The brother of Cecil, the lion killed in Zimbabwe by an American hunter last month, is not dead, a researcher monitoring the pride told Reuters, contradicting media reports that Jericho had been killed.
“He looks alive and well to me as far as I can tell,” said Brent Stapelkamp, field researcher for the Hwange Lion Research Project which is monitoring the lion with a GPS tag.
A group called the Zimbabwe Conservation Task Force posted on its Facebook page that Jericho had been killed at 4 p.m. on Saturday, a report picked up by some Western news media that was rapidly spread on Twitter.
That generated a furious reaction on the social networking site where animal lovers had already been expressing their fury at the killing on July 1 of Cecil, a rare black-maned lion that was a familiar sight at Zimbabwe’s Hwange National Park.
Stapelkamp said readings from Jericho’s GPS tag indicated he was moving around as usual and appeared to be with a female.
“When I heard that report, I had a look on the computer and his movements look regular. He sent a GPS point from his collar from 8:06 p.m. (1806 GMT).
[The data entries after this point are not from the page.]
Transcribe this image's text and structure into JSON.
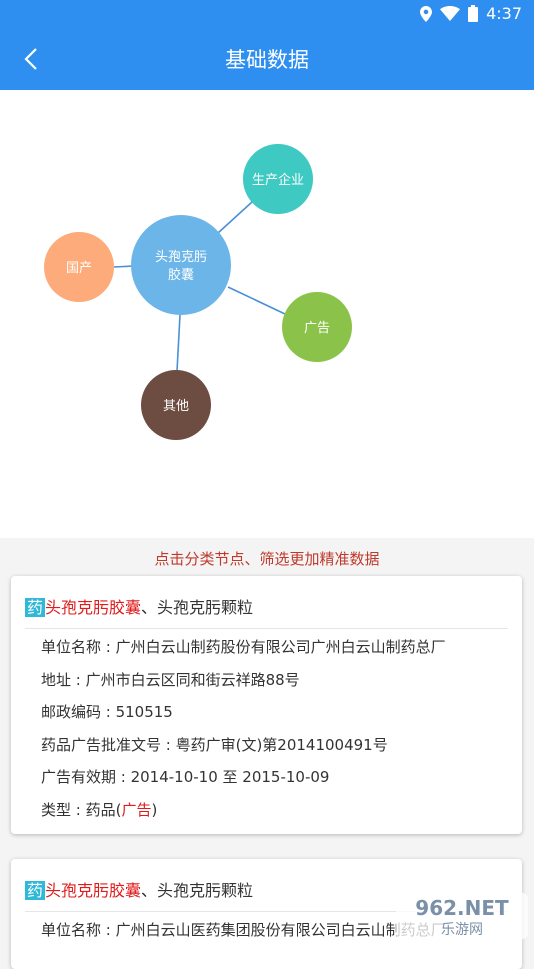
{
  "status": {
    "time": "4:37"
  },
  "header": {
    "title": "基础数据"
  },
  "graph": {
    "center": {
      "line1": "头孢克肟",
      "line2": "胶囊",
      "color": "#6cb5e8"
    },
    "nodes": [
      {
        "label": "生产企业",
        "color": "#3ec9c2"
      },
      {
        "label": "国产",
        "color": "#fdab7a"
      },
      {
        "label": "广告",
        "color": "#8bc34a"
      },
      {
        "label": "其他",
        "color": "#6d4c41"
      }
    ]
  },
  "hint": "点击分类节点、筛选更加精准数据",
  "cards": [
    {
      "tag": "药",
      "highlight": "头孢克肟胶囊",
      "rest": "、头孢克肟颗粒",
      "rows": [
        "单位名称 : 广州白云山制药股份有限公司广州白云山制药总厂",
        "地址 : 广州市白云区同和街云祥路88号",
        "邮政编码 : 510515",
        "药品广告批准文号 : 粤药广审(文)第2014100491号",
        "广告有效期 : 2014-10-10 至 2015-10-09"
      ],
      "type_prefix": "类型 : 药品(",
      "type_value": "广告",
      "type_suffix": ")"
    },
    {
      "tag": "药",
      "highlight": "头孢克肟胶囊",
      "rest": "、头孢克肟颗粒",
      "rows": [
        "单位名称 : 广州白云山医药集团股份有限公司白云山制药总厂"
      ]
    }
  ],
  "watermark": {
    "top": "962.NET",
    "bottom": "乐游网"
  }
}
Everything looks fine,” Stapelkamp told Reuters.
Earlier on Saturday, Zimbabwe’s parks authority imposed an indefinite ban on big game hunting outside the national park from which Cecil was lured before being killed on July 1.
A source at the parks agency told Reuters a second lion had been killed illegally by a foreign hunter in Zimbabwe on July 3. That has not been confirmed by officials.
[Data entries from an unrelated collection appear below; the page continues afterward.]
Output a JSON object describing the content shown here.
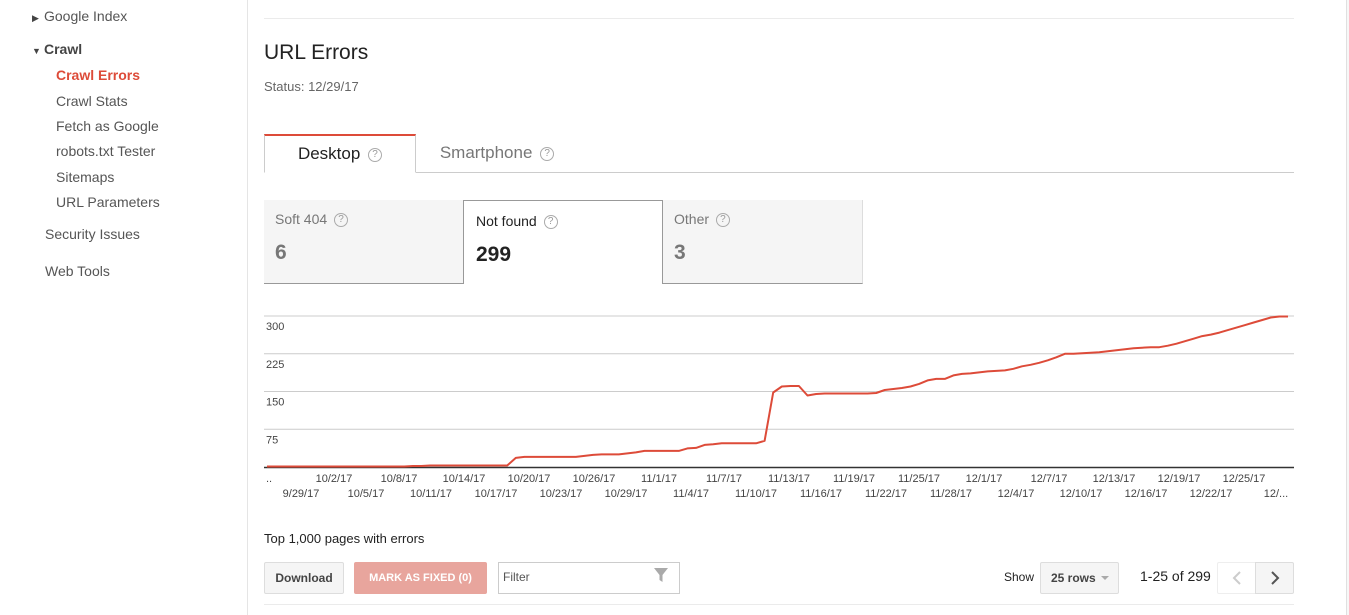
{
  "sidebar": {
    "google_index": "Google Index",
    "crawl": "Crawl",
    "crawl_children": [
      "Crawl Errors",
      "Crawl Stats",
      "Fetch as Google",
      "robots.txt Tester",
      "Sitemaps",
      "URL Parameters"
    ],
    "security_issues": "Security Issues",
    "web_tools": "Web Tools",
    "active_item": "Crawl Errors"
  },
  "header": {
    "title": "URL Errors",
    "status": "Status: 12/29/17"
  },
  "tabs": [
    {
      "label": "Desktop",
      "selected": true,
      "icon": "help-icon"
    },
    {
      "label": "Smartphone",
      "selected": false,
      "icon": "help-icon"
    }
  ],
  "cards": [
    {
      "label": "Soft 404",
      "value": "6",
      "selected": false
    },
    {
      "label": "Not found",
      "value": "299",
      "selected": true
    },
    {
      "label": "Other",
      "value": "3",
      "selected": false
    }
  ],
  "colors": {
    "accent": "#dd4b39",
    "line": "#dd4b39",
    "mark_fixed_disabled": "#e8a59d"
  },
  "chart_data": {
    "type": "line",
    "title": "",
    "xlabel": "",
    "ylabel": "",
    "ylim": [
      0,
      300
    ],
    "yticks": [
      75,
      150,
      225,
      300
    ],
    "grid": true,
    "legend": "none",
    "x_tick_row1": [
      "10/2/17",
      "10/8/17",
      "10/14/17",
      "10/20/17",
      "10/26/17",
      "11/1/17",
      "11/7/17",
      "11/13/17",
      "11/19/17",
      "11/25/17",
      "12/1/17",
      "12/7/17",
      "12/13/17",
      "12/19/17",
      "12/25/17"
    ],
    "x_tick_row2": [
      "..",
      "9/29/17",
      "10/5/17",
      "10/11/17",
      "10/17/17",
      "10/23/17",
      "10/29/17",
      "11/4/17",
      "11/10/17",
      "11/16/17",
      "11/22/17",
      "11/28/17",
      "12/4/17",
      "12/10/17",
      "12/16/17",
      "12/22/17",
      "12/..."
    ],
    "series": [
      {
        "name": "Not found",
        "start_date": "9/26/17",
        "values": [
          1,
          1,
          1,
          1,
          1,
          1,
          1,
          1,
          1,
          1,
          1,
          1,
          1,
          1,
          1,
          1,
          1,
          2,
          2,
          3,
          3,
          3,
          3,
          3,
          3,
          3,
          3,
          3,
          3,
          18,
          20,
          20,
          20,
          20,
          20,
          20,
          20,
          22,
          24,
          25,
          25,
          25,
          27,
          29,
          32,
          32,
          32,
          32,
          32,
          37,
          38,
          44,
          45,
          47,
          47,
          47,
          47,
          47,
          52,
          148,
          160,
          161,
          161,
          142,
          145,
          146,
          146,
          146,
          146,
          146,
          146,
          147,
          153,
          155,
          157,
          160,
          165,
          172,
          175,
          175,
          182,
          185,
          186,
          188,
          190,
          191,
          192,
          195,
          200,
          203,
          207,
          212,
          218,
          225,
          225,
          226,
          227,
          228,
          230,
          232,
          234,
          236,
          237,
          238,
          238,
          241,
          245,
          250,
          255,
          260,
          263,
          267,
          272,
          277,
          282,
          287,
          292,
          297,
          299,
          299
        ]
      }
    ]
  },
  "table": {
    "title": "Top 1,000 pages with errors",
    "download_label": "Download",
    "mark_fixed_label": "MARK AS FIXED (0)",
    "filter_placeholder": "Filter",
    "filter_value": "",
    "show_label": "Show",
    "rows_option": "25 rows",
    "pager_text": "1-25 of 299"
  }
}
The erroneous reports of Jericho’s death elicited strong reactions on the heels of the killing of his ally, Cecil. Cecil’s death at the hands of a lion hunter sparked international outrage because he was a protected animal. Zimbabwe is seeking the extradition of American dentist Walter Palmer, who is accused — along with at least two others — of illegally hunting the lion, authorities said.
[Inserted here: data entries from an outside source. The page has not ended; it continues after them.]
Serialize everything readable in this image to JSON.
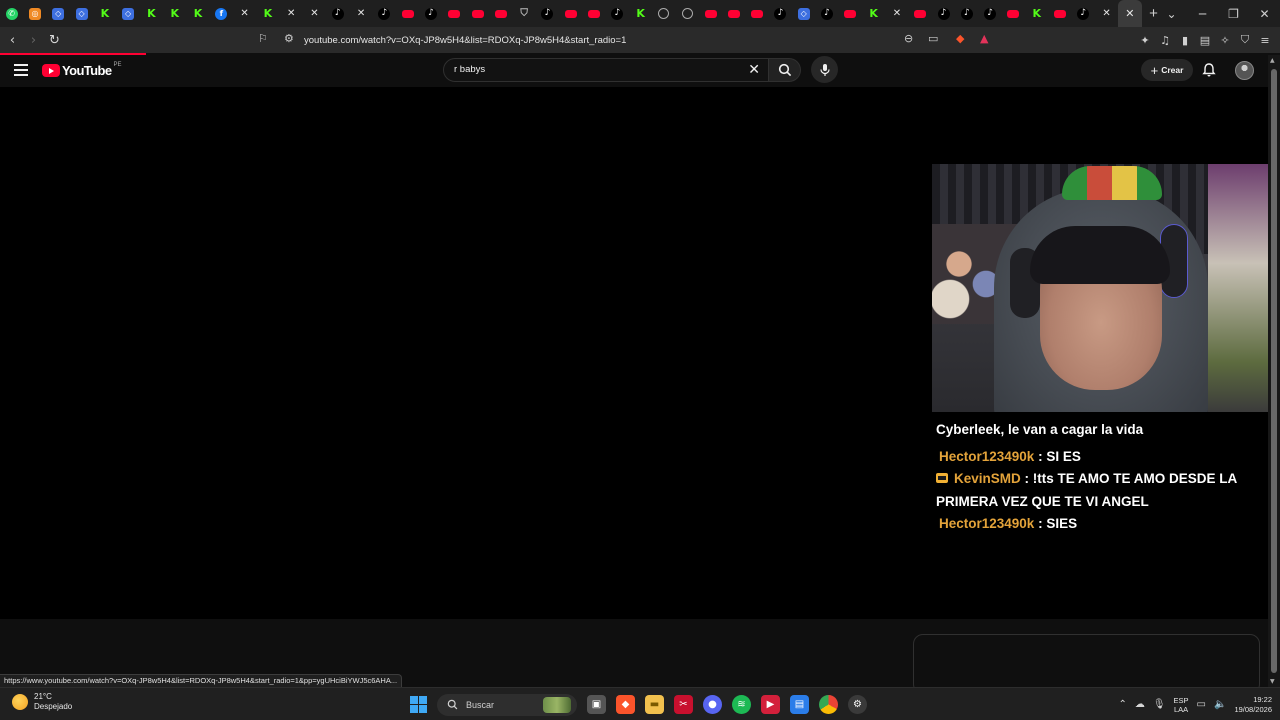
{
  "browser": {
    "tabs": [
      {
        "icon": "whatsapp-icon"
      },
      {
        "icon": "instagram-icon"
      },
      {
        "icon": "roblox-icon"
      },
      {
        "icon": "roblox-icon"
      },
      {
        "icon": "kick-icon"
      },
      {
        "icon": "roblox-icon"
      },
      {
        "icon": "kick-icon"
      },
      {
        "icon": "kick-icon"
      },
      {
        "icon": "kick-icon"
      },
      {
        "icon": "facebook-icon"
      },
      {
        "icon": "x-icon"
      },
      {
        "icon": "kick-icon"
      },
      {
        "icon": "x-icon"
      },
      {
        "icon": "x-icon"
      },
      {
        "icon": "tiktok-icon"
      },
      {
        "icon": "x-icon"
      },
      {
        "icon": "tiktok-icon"
      },
      {
        "icon": "youtube-icon"
      },
      {
        "icon": "tiktok-icon"
      },
      {
        "icon": "youtube-icon"
      },
      {
        "icon": "youtube-icon"
      },
      {
        "icon": "youtube-icon"
      },
      {
        "icon": "shield-icon"
      },
      {
        "icon": "tiktok-icon"
      },
      {
        "icon": "youtube-icon"
      },
      {
        "icon": "youtube-icon"
      },
      {
        "icon": "tiktok-icon"
      },
      {
        "icon": "kick-icon"
      },
      {
        "icon": "globe-icon"
      },
      {
        "icon": "globe-icon"
      },
      {
        "icon": "youtube-icon"
      },
      {
        "icon": "youtube-icon"
      },
      {
        "icon": "youtube-icon"
      },
      {
        "icon": "tiktok-icon"
      },
      {
        "icon": "roblox-icon"
      },
      {
        "icon": "tiktok-icon"
      },
      {
        "icon": "youtube-icon"
      },
      {
        "icon": "kick-icon"
      },
      {
        "icon": "x-icon"
      },
      {
        "icon": "youtube-icon"
      },
      {
        "icon": "tiktok-icon"
      },
      {
        "icon": "tiktok-icon"
      },
      {
        "icon": "tiktok-icon"
      },
      {
        "icon": "youtube-icon"
      },
      {
        "icon": "kick-icon"
      },
      {
        "icon": "youtube-icon"
      },
      {
        "icon": "tiktok-icon"
      },
      {
        "icon": "x-icon"
      },
      {
        "icon": "close-icon",
        "active": true
      }
    ],
    "url": "youtube.com/watch?v=OXq-JP8w5H4&list=RDOXq-JP8w5H4&start_radio=1",
    "status_url": "https://www.youtube.com/watch?v=OXq-JP8w5H4&list=RDOXq-JP8w5H4&start_radio=1&pp=ygUHciBiYWJ5c6AHA...",
    "accent": "#ff0033"
  },
  "youtube": {
    "logo_text": "YouTube",
    "country_code": "PE",
    "search_value": "r babys",
    "create_label": "Crear"
  },
  "stream_chat": [
    {
      "user": "",
      "text": "Cyberleek, le van a cagar la vida"
    },
    {
      "user": "Hector123490k",
      "text": " : SI ES"
    },
    {
      "user": "KevinSMD",
      "text": " : !tts TE AMO TE AMO DESDE LA PRIMERA VEZ QUE TE VI ANGEL",
      "badge": true
    },
    {
      "user": "Hector123490k",
      "text": " : SIES"
    }
  ],
  "taskbar": {
    "temperature": "21°C",
    "weather": "Despejado",
    "search_label": "Buscar",
    "lang_1": "ESP",
    "lang_2": "LAA",
    "time": "19:22",
    "date": "19/08/2026"
  }
}
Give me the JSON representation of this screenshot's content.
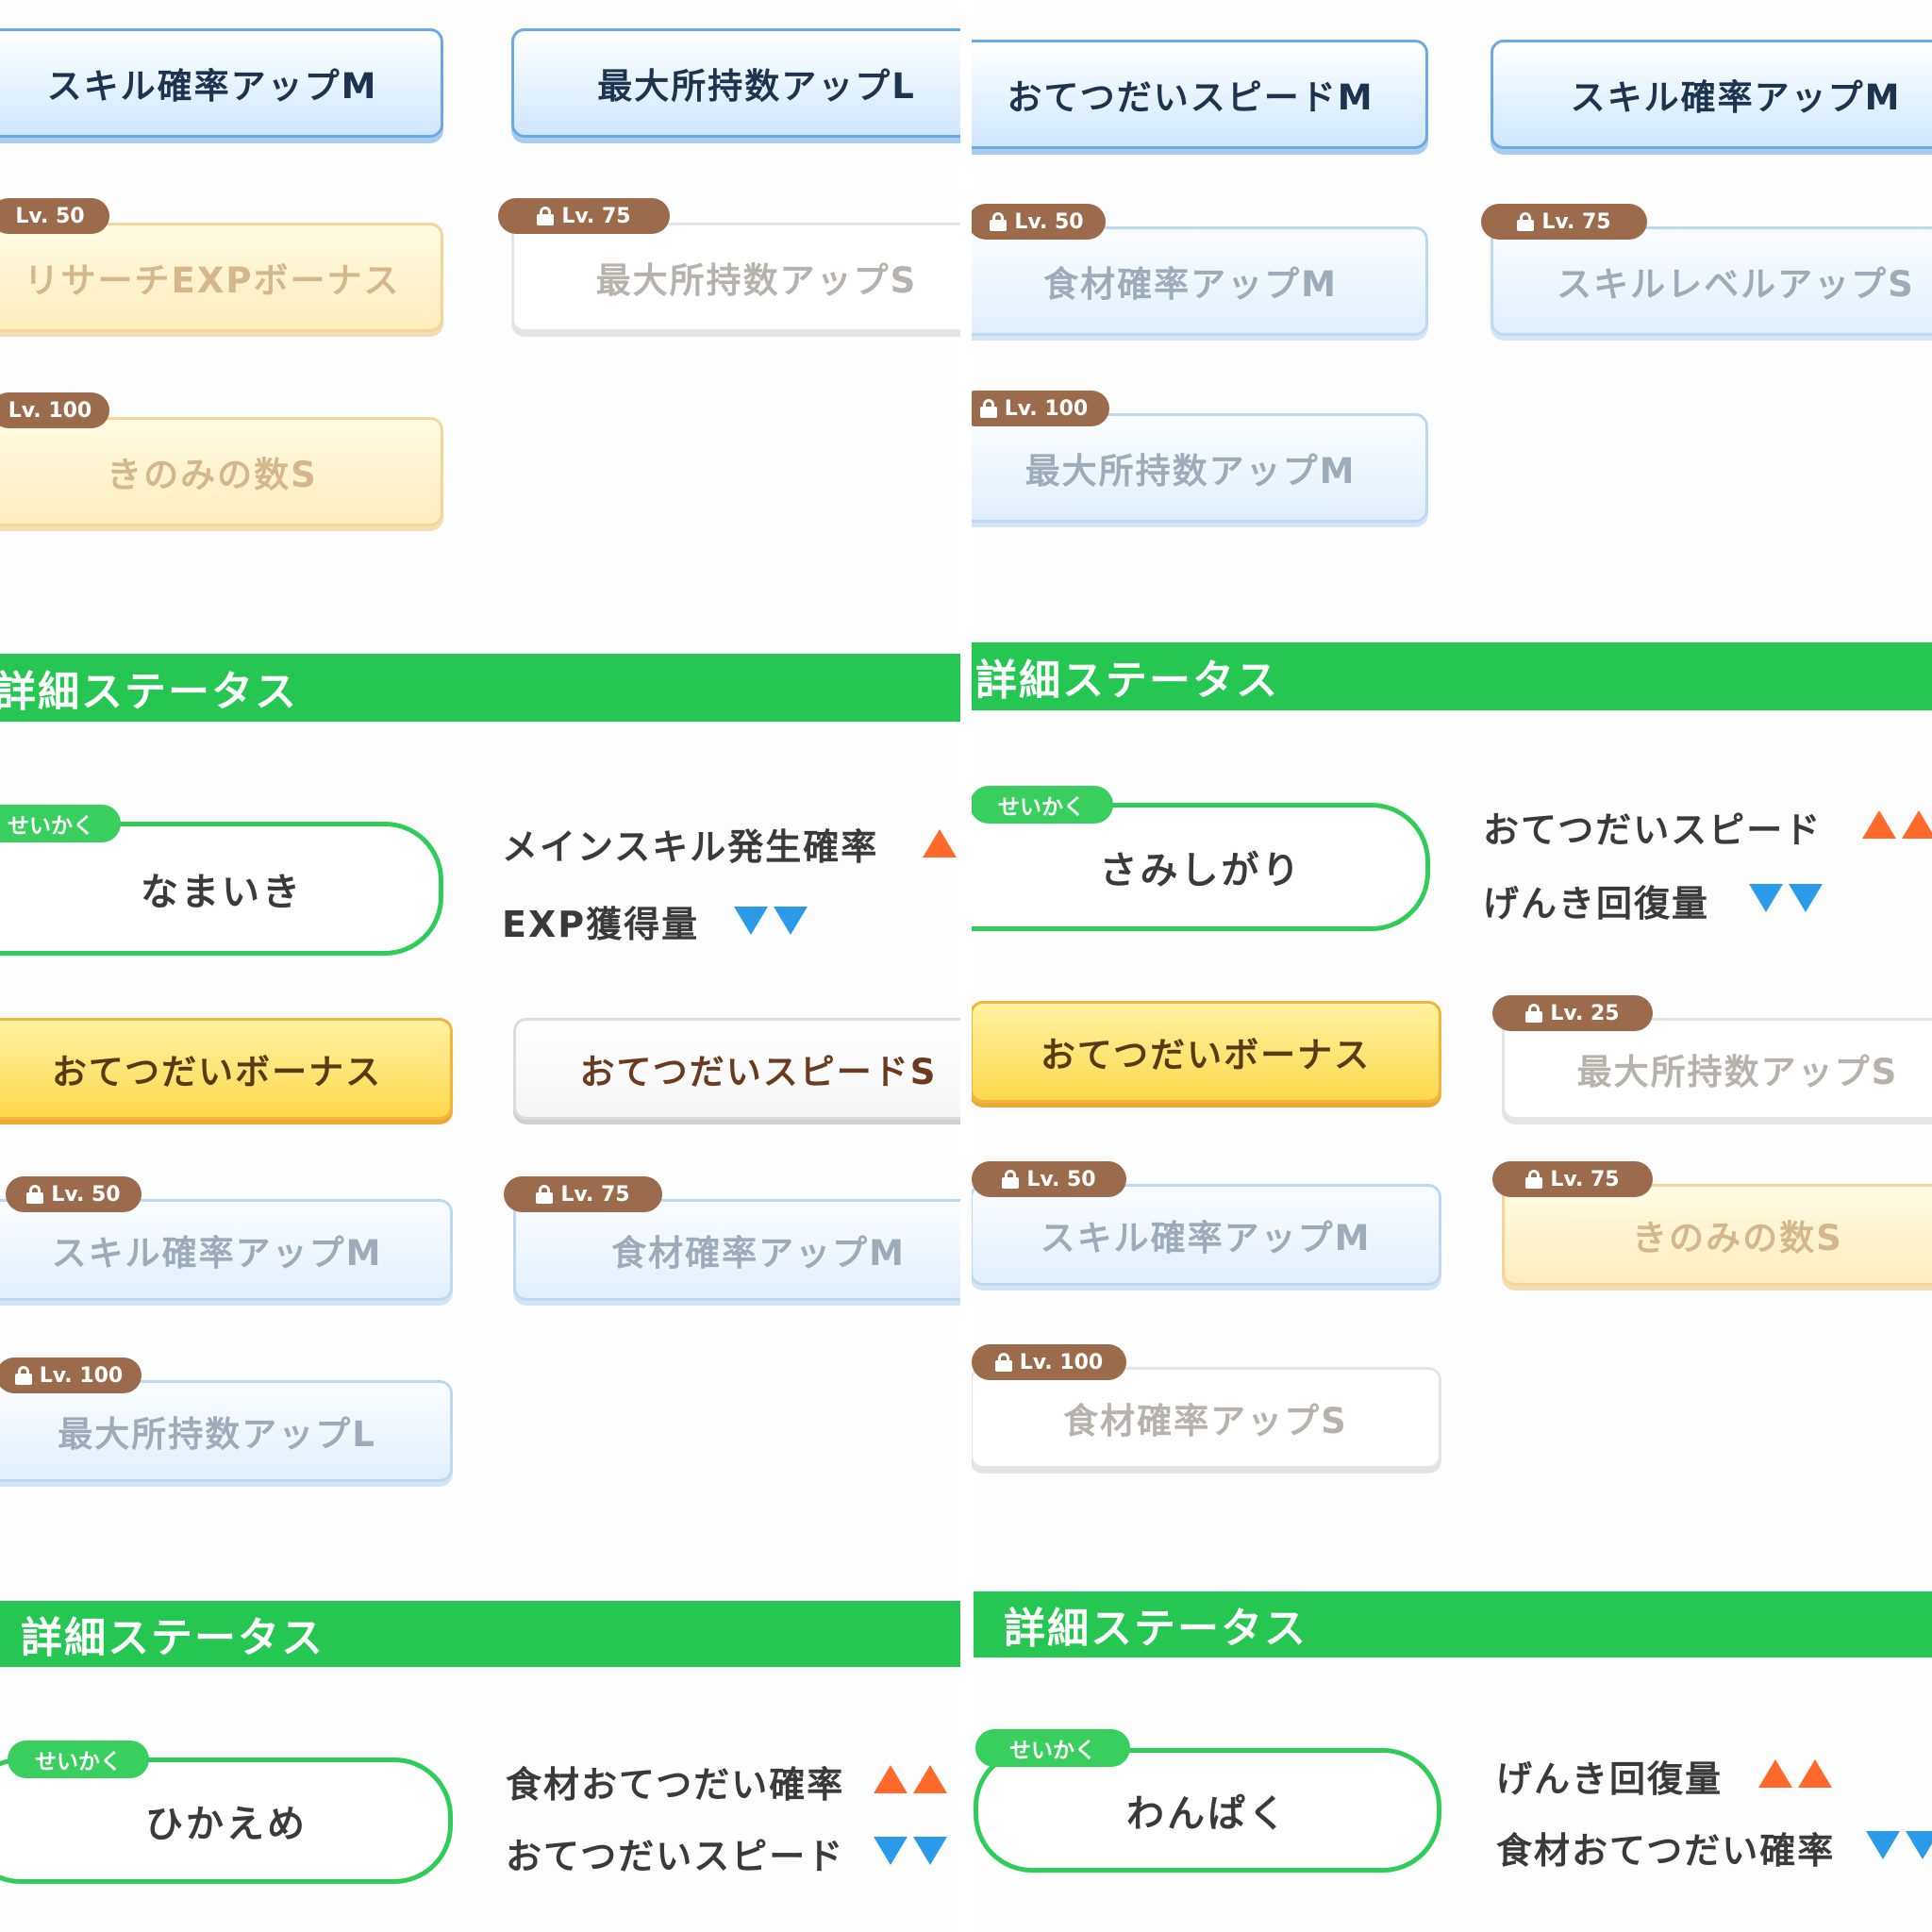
{
  "header_title": "詳細ステータス",
  "nature_tag": "せいかく",
  "colors": {
    "header_green": "#26c652",
    "nature_border": "#2fcc5a",
    "up_arrow": "#ff6a2b",
    "down_arrow": "#2b9ae8",
    "lv_badge": "#9c6b4b"
  },
  "panel_a": {
    "top_left_button": "スキル確率アップM",
    "top_right_button": "最大所持数アップL",
    "sub1": {
      "level": "Lv. 50",
      "label": "リサーチEXPボーナス"
    },
    "sub2": {
      "level": "Lv. 75",
      "label": "最大所持数アップS"
    },
    "sub3": {
      "level": "Lv. 100",
      "label": "きのみの数S"
    }
  },
  "panel_b": {
    "top_left_button": "おてつだいスピードM",
    "top_right_button": "スキル確率アップM",
    "sub1": {
      "level": "Lv. 50",
      "label": "食材確率アップM"
    },
    "sub2": {
      "level": "Lv. 75",
      "label": "スキルレベルアップS"
    },
    "sub3": {
      "level": "Lv. 100",
      "label": "最大所持数アップM"
    }
  },
  "panel_c": {
    "nature": "なまいき",
    "stat_up": "メインスキル発生確率",
    "stat_down": "EXP獲得量",
    "main_skill": "おてつだいボーナス",
    "sub_skill": "おてつだいスピードS",
    "sub1": {
      "level": "Lv. 50",
      "label": "スキル確率アップM"
    },
    "sub2": {
      "level": "Lv. 75",
      "label": "食材確率アップM"
    },
    "sub3": {
      "level": "Lv. 100",
      "label": "最大所持数アップL"
    }
  },
  "panel_d": {
    "nature": "さみしがり",
    "stat_up": "おてつだいスピード",
    "stat_down": "げんき回復量",
    "main_skill": "おてつだいボーナス",
    "sub0": {
      "level": "Lv. 25",
      "label": "最大所持数アップS"
    },
    "sub1": {
      "level": "Lv. 50",
      "label": "スキル確率アップM"
    },
    "sub2": {
      "level": "Lv. 75",
      "label": "きのみの数S"
    },
    "sub3": {
      "level": "Lv. 100",
      "label": "食材確率アップS"
    }
  },
  "panel_e": {
    "nature": "ひかえめ",
    "stat_up": "食材おてつだい確率",
    "stat_down": "おてつだいスピード"
  },
  "panel_f": {
    "nature": "わんぱく",
    "stat_up": "げんき回復量",
    "stat_down": "食材おてつだい確率"
  }
}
“We apologize for reporting that (Jericho) had died but were confident that our sources were in fact correct,” the conservation task force said in a Facebook post Sunday.
Cecil and Jericho have been referred to as brothers, though David Macdonald, director of the Wildlife Conservation Research Unit at Oxford, said the lions were not blood relatives.
“They were not related, though their bond was one close to brotherhood,” Macdonald said in a statement. “Male lions often form what are termed co-operative ‘coalitions’ with unrelated males in order to better compete with other males for territories and prides.”
Jericho is apparently caring for and defending Cecil’s cubs, and the survivability of those cubs would have been imperiled if Jericho had indeed been killed.
Cecil, who was killed in early July, mated with about six lionesses and had about 24 cubs, Rodrigues has said.